One might also ask why appropriate aid and awareness or education of birth control measures could not be simultaneously implemented in areas where population is growing exponentially and the environment is being degraded? Additionally, there is an error in Hardin’s reasoning that suggests that not all peoples have a right to life, rather those who live in wealthy, developed nations with low population growth are the ones who are able to thrive in the face of climate change (Hardin 1974, pp. 785-86). Further, how can one deny the right to life for nations not on the lifeboat, despite the fact that a few hundred years ago, we (the developed countries) were in that very same position — growing uncontrollably and depleting resources unsustainably with little regard for the environment?
Additionally, I take issue with the way in which Hardin holds developed nations on a pedestal and ultimately blames poor countries for the world’s environmental problems. If one considers the historical processes of colonization that were led by the now developed nations of the Global North, then it is clear to see why many countries in the Global South are developing and struggling to advance on their own. Psychologically, economically, socially, and environmentally, the consequences of colonization are still contributing to drive global wealth and development inequalities today. Hardin writes about needs, the ways in which they differ, and consuming resources responsibly. Yet, he fails to mention that those in wealthy and developed countries, such as in the United States, consume resources at much higher rates that more than satisfy their needs.
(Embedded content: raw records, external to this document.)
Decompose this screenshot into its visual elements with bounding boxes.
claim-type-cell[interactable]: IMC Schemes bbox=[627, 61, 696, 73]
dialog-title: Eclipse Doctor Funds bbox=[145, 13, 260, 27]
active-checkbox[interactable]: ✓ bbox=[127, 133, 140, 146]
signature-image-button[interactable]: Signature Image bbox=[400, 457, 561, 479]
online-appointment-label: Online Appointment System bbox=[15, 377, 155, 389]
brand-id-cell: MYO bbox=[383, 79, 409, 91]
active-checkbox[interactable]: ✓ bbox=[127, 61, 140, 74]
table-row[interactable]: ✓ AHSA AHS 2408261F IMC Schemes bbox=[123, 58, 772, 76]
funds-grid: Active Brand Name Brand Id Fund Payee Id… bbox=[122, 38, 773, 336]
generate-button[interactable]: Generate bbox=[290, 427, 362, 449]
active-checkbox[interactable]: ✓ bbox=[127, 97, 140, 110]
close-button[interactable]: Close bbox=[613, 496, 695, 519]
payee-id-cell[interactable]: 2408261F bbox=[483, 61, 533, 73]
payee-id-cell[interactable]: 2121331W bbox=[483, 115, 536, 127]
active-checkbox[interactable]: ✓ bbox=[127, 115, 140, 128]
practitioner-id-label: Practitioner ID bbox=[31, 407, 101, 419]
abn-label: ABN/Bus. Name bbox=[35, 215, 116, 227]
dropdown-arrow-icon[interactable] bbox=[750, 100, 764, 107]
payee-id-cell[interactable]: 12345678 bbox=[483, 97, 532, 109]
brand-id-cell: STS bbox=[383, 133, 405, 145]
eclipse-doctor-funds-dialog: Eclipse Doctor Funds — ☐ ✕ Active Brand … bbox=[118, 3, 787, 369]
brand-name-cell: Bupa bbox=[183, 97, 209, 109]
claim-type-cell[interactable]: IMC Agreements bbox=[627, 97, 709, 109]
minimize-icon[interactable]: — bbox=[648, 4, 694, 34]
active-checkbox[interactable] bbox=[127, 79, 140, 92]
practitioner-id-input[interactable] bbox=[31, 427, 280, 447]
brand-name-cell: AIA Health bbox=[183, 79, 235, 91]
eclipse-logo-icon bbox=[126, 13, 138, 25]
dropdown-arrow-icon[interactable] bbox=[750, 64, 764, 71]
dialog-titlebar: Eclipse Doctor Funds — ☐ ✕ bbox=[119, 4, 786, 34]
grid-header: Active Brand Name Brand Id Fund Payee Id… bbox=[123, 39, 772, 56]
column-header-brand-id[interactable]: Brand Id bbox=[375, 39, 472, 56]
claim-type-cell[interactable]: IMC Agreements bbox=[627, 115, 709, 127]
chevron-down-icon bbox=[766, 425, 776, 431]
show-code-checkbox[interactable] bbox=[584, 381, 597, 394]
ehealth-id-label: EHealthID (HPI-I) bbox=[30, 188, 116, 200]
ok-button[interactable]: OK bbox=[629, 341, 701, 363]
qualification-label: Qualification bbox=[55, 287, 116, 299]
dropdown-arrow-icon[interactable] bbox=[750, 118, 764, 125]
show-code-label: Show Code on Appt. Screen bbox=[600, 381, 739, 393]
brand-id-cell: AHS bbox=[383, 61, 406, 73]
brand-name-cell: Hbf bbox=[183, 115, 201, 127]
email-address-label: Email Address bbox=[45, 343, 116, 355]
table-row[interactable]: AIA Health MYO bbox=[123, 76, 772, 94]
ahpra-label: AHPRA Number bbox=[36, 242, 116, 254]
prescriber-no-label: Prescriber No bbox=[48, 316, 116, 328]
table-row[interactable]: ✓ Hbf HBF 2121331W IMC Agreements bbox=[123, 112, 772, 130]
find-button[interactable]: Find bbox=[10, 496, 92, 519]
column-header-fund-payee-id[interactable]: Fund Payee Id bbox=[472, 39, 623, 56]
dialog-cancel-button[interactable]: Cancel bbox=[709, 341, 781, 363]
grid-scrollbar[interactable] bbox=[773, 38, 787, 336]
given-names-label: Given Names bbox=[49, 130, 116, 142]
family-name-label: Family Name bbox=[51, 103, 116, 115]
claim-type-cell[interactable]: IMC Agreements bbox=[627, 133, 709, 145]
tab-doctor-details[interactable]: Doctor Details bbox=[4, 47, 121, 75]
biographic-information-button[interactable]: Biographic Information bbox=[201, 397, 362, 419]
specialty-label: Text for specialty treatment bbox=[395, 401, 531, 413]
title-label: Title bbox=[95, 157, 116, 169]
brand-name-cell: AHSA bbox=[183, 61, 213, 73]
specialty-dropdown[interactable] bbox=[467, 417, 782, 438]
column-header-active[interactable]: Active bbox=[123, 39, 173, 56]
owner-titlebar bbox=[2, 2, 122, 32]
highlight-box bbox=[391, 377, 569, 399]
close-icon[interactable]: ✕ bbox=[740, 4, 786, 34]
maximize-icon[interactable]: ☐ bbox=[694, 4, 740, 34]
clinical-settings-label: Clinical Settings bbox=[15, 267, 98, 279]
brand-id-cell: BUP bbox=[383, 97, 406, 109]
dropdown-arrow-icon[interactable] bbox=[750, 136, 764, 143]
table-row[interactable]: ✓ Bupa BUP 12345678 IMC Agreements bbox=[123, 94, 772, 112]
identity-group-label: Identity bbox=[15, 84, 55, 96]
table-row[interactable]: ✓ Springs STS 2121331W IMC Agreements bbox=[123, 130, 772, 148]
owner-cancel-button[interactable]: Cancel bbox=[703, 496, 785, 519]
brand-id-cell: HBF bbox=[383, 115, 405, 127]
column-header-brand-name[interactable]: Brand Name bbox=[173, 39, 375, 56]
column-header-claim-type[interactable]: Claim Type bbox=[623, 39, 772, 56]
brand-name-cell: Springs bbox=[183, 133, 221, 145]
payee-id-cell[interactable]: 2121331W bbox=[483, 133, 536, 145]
Ultimately, in his argument, Hardin makes a case against helping the poor and against humanism. He is arguing that if we remove the poor, then world poverty will disappear. This is inherently unethical, logically unsound, and morally unjust. Instead, I suggest that one should work to eliminate poverty and encourage more equitable consumption patterns and resource distribution, for then, there might be fewer people in poverty with a higher quality of living.